Así sabemos que él es el Mensajero de Dios, y lo que ha traído es la verdad y está en conformidad con la realidad, la bendición de Dios sea con él y su familia.

Nuestra creencia sobre la infalibilidad de los profetas

Nosotros creemos que todos los profetas (P) son infalibles o impecables, así como también lo son los Imames, con ellos sea la paz. Pero algunos de los musulmanes no creen esto. Ellos no consideran que los profetas deban ser infalibles, y menos aún los Imames.

La infalibilidad o ‘ismat consiste en alejarse de los pecados y las desobediencias. Ya sean pequeñas o grandes. También implican al error y al olvido, aunque la sentencia del intelecto no considere imposible que ellos surjan ni en los profetas ni en los Imames. Además, es obligatorio que ellos se aparten de todo lo opuesto a la honra y al prestigio, como el hacer cosas que la gente común no considera como buenas y las desprecia, tales como comer en la calle o reírse muy fuerte.

El argumento respecto a la infalibilidad de ellos es que, si se permite que el profeta desobedezca, cometa errores, se olvide o surjan de él estas cosas reprobables, entonces existen dos alternativas: o es obligatorio seguirlo e imitarlo en las obras que haya hecho como la desobediencia o el error, o no es necesario hacerlo.

Si es obligatorio seguirlo, entonces admitimos que está permitido realizar desobediencia y los demás pecados, con la autorización misma de Dios Altísimo y aún más: que esto es algo obligatorio7, lo cual resulta algo inválido y carente de base, según la opinión del intelecto y la religión.

Si no es necesario seguirlo, en primer lugar, esto se opone a la Profecía, la cual debe presentarse junto con la obligación de obedecer en todo momento; por otro lado, si es posible que haya desobediencias y errores en lo que él hace o dice, y no es obligatorio seguirlo en nada, entonces desaparece el objetivo y el beneficio de la misión profética.

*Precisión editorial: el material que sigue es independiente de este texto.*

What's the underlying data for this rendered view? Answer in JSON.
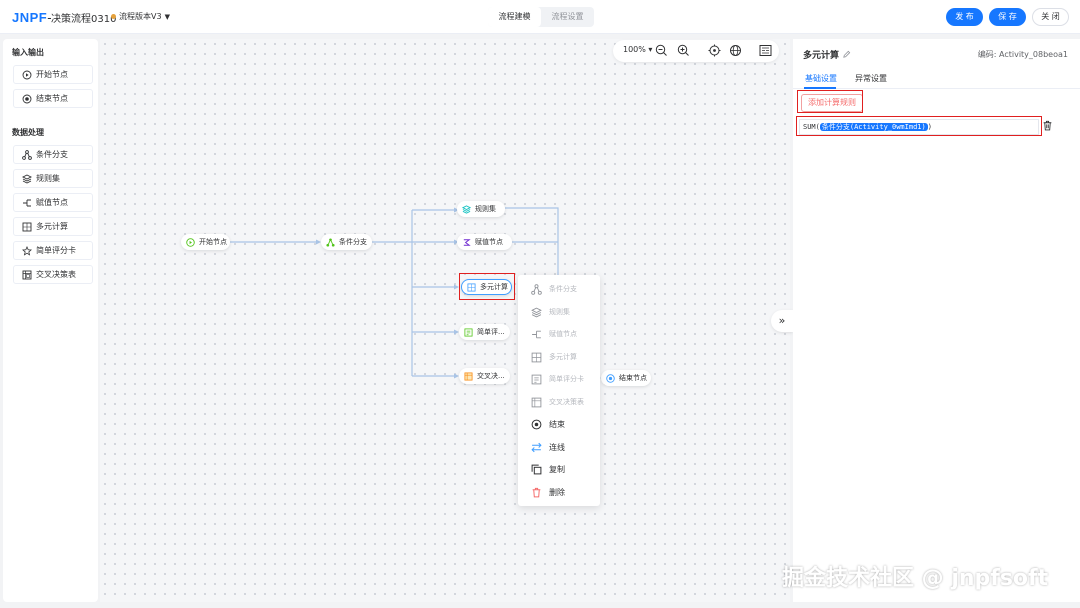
{
  "header": {
    "logo": "JNPF",
    "logo_dash": "-",
    "title": "决策流程0310",
    "version": "流程版本V3",
    "tabs": [
      {
        "label": "流程建模",
        "active": true
      },
      {
        "label": "流程设置",
        "active": false
      }
    ],
    "buttons": {
      "publish": "发 布",
      "save": "保 存",
      "close": "关 闭"
    }
  },
  "palette": {
    "io_title": "输入输出",
    "io_items": [
      {
        "label": "开始节点",
        "icon": "play-circle-icon"
      },
      {
        "label": "结束节点",
        "icon": "stop-circle-icon"
      }
    ],
    "data_title": "数据处理",
    "data_items": [
      {
        "label": "条件分支",
        "icon": "branch-icon"
      },
      {
        "label": "规则集",
        "icon": "layers-icon"
      },
      {
        "label": "赋值节点",
        "icon": "assign-icon"
      },
      {
        "label": "多元计算",
        "icon": "calc-grid-icon"
      },
      {
        "label": "简单评分卡",
        "icon": "star-icon"
      },
      {
        "label": "交叉决策表",
        "icon": "table-icon"
      }
    ]
  },
  "toolbar": {
    "zoom": "100%"
  },
  "flow": {
    "nodes": {
      "start": "开始节点",
      "branch": "条件分支",
      "ruleset": "规则集",
      "assign": "赋值节点",
      "calc": "多元计算",
      "score": "简单评...",
      "cross": "交叉决...",
      "end": "结束节点"
    }
  },
  "context_menu": {
    "disabled_items": [
      "条件分支",
      "规则集",
      "赋值节点",
      "多元计算",
      "简单评分卡",
      "交叉决策表"
    ],
    "enabled_items": [
      "结束",
      "连线",
      "复制",
      "删除"
    ]
  },
  "right_panel": {
    "title": "多元计算",
    "code": "编码: Activity_08beoa1",
    "tabs": [
      "基础设置",
      "异常设置"
    ],
    "add_rule": "添加计算规则",
    "formula_prefix": "SUM(",
    "formula_token": "条件分支(Activity_0wmImd1)",
    "formula_suffix": ")"
  },
  "watermark": "掘金技术社区 @ jnpfsoft",
  "colors": {
    "primary": "#1677ff",
    "danger": "#e02020",
    "edge": "#a9c4e6"
  }
}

Más aún: el profeta sería como cualquier persona, y en consecuencia no habría ningún valor elevado en sus palabras y sus obras como para que la gente lo apoye y confíe siempre en él. Así tampoco sería necesaria la obediencia de sus órdenes ni habría una confianza plena y absoluta en sus dichos y sus acciones8.

Este argumento sobre la infalibilidad se aplica también al Imam, porque él también es designado por Dios Altísimo para encaminar al ser humano, como sucesor del Profeta. Luego veremos este tema en el capítulo tercero.

Nuestra creencia respecto a los atributos de los profetas

Nosotros creemos que el profeta, además de ser obligatoriamente infalible, necesariamente debe poseer otras perfecciones, así como las más completas y mejores características morales e intelectuales. Por ejemplo, la valentía, el conocimiento de la política, la correcta administración, la paciencia, la perspicacia, la inteligencia, etc., de tal modo que nadie puede llegar a su grado y jerarquía en estos atributos.

De lo contrario, no es correcta para él la jefatura general sobre toda la gente ni la capacidad para administrar el mundo entero.

Además, debe ser puro de nacimiento, no ser hijo de fornicación, fiel, veraz y apartado de todo lo feo e inmoral desde antes de su misión profética, para que los corazones estén seguros de él y tranquilos con él y lo apoyen. Además, esto es necesario para que él sea merecedor de esta gran jerarquía divina.

Nuestra creencia sobre los profetas y sus libros

Nosotros creemos que básicamente todos los profetas y mensajeros están con la verdad, así como creemos que son infalibles y purificados. En consecuencia, negar sus profecías, insultarlos o burlarse de ellos es incredulidad y herejía, pues esto implicaría la negación de nuestro propio Profeta (PBd), quien nos informó9.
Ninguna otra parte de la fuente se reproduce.